Tokamak plasma disruption prediction suffers from limited interpretability and insufficient understanding of underlying physical mechanisms. To address this, we propose a plasma-physics-informed triple-extended variational autoencoder (VAE), the first to jointly achieve: (1) structure-preserving projection of continuous discharge trajectories into latent space; (2) disentangled representation of operational modalities (e.g., density, current, magnetic field); and (3) explicit separation of disruption states in latent space. Leveraging multimodal diagnostic data, we construct statistically grounded, interpretable disruption-rate and “disruptiveness” continuous metrics, and introduce counterfactual attribution to identify critical disruption-triggering parameters. Validated on 1,600 TCV discharges, our model achieves strong correlation (r > 0.85) between predicted disruption risk and actual disruption timing, accurately distinguishes disruption types, and substantially enhances both physical interpretability and engineering utility.

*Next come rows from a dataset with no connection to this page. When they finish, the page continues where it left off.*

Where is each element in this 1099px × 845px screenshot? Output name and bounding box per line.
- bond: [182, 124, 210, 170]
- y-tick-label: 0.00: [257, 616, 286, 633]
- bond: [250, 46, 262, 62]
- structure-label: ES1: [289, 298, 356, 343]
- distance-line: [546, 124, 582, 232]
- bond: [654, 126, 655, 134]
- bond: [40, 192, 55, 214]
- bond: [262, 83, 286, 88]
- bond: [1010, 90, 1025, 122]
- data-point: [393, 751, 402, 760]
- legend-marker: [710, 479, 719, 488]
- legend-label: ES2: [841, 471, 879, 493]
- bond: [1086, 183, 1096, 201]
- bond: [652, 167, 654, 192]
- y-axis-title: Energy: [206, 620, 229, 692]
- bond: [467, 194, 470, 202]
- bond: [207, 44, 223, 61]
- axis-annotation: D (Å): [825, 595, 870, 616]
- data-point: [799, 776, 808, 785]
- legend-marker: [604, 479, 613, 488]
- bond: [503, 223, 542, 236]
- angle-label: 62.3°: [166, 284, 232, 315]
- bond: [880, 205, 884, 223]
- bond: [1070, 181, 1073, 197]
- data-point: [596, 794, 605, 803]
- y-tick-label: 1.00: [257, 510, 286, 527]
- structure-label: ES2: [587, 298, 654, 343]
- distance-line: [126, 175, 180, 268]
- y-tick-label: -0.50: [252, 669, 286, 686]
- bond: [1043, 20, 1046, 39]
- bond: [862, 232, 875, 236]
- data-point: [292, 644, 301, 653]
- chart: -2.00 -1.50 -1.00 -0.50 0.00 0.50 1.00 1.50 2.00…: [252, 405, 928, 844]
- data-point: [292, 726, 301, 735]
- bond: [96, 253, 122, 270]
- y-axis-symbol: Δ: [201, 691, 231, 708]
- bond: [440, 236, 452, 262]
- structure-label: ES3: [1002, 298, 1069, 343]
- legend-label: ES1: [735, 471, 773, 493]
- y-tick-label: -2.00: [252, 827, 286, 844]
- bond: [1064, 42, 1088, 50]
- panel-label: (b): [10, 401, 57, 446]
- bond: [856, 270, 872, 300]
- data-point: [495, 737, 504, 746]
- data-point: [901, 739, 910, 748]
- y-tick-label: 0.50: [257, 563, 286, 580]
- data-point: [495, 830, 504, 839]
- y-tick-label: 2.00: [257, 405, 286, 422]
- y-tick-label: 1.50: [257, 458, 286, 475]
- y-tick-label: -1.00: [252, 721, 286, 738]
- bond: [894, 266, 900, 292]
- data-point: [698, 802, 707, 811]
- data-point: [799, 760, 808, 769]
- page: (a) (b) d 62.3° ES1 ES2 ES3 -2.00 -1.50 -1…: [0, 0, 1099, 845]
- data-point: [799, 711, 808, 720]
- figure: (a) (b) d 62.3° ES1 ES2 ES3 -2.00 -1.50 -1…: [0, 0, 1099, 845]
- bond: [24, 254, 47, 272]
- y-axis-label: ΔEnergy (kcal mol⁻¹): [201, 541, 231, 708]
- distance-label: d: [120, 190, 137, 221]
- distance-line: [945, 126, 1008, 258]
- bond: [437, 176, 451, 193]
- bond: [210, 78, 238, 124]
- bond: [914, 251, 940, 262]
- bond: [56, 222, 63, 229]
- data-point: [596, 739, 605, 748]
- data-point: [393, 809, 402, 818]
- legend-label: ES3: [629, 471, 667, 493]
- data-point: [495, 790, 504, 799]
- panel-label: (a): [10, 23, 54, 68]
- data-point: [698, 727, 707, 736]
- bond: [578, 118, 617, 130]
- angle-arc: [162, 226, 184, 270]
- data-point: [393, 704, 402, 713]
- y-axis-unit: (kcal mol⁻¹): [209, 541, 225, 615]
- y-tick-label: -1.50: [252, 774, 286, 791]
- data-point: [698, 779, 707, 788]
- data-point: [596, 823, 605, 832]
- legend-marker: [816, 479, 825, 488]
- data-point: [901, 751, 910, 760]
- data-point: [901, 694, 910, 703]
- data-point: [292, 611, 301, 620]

When a plasma disrupts in a tokamak, significant heat and electromagnetic loads are deposited onto the surrounding device components. These forces scale with plasma current and magnetic field strength, making disruptions one of the key challenges for future devices. Unfortunately, disruptions are not fully understood, with many different underlying causes that are difficult to anticipate. Data-driven models have shown success in predicting them, but they only provide limited interpretability. On the other hand, large-scale statistical analyses have been a great asset to understanding disruptive patterns. In this paper, we leverage data-driven methods to find an interpretable representation of the plasma state for disruption characterization. Specifically, we use a latent variable model to represent diagnostic measurements as a low-dimensional, latent representation. We build upon the Variational Autoencoder (VAE) framework, and extend it for (1) continuous projections of plasma trajectories; (2) a multimodal structure to separate operating regimes; and (3) separation with respect to disruptive regimes. Subsequently, we can identify continuous indicators for the disruption rate and the disruptivity based on statistical properties of measurement data. The proposed method is demonstrated using a dataset of approximately 1600 TCV discharges, selecting for flat-top disruptions or regular terminations. We evaluate the method with respect to (1) the identified disruption risk and its correlation with other plasma properties; (2) the ability to distinguish different types of disruptions; and (3) downstream analyses. For the latter, we conduct a demonstrative study on identifying parameters connected to disruptions using counterfactual-like analysis. Overall, the method can adequately identify distinct operating regimes characterized by varying proximity to disruptions in an interpretable manner.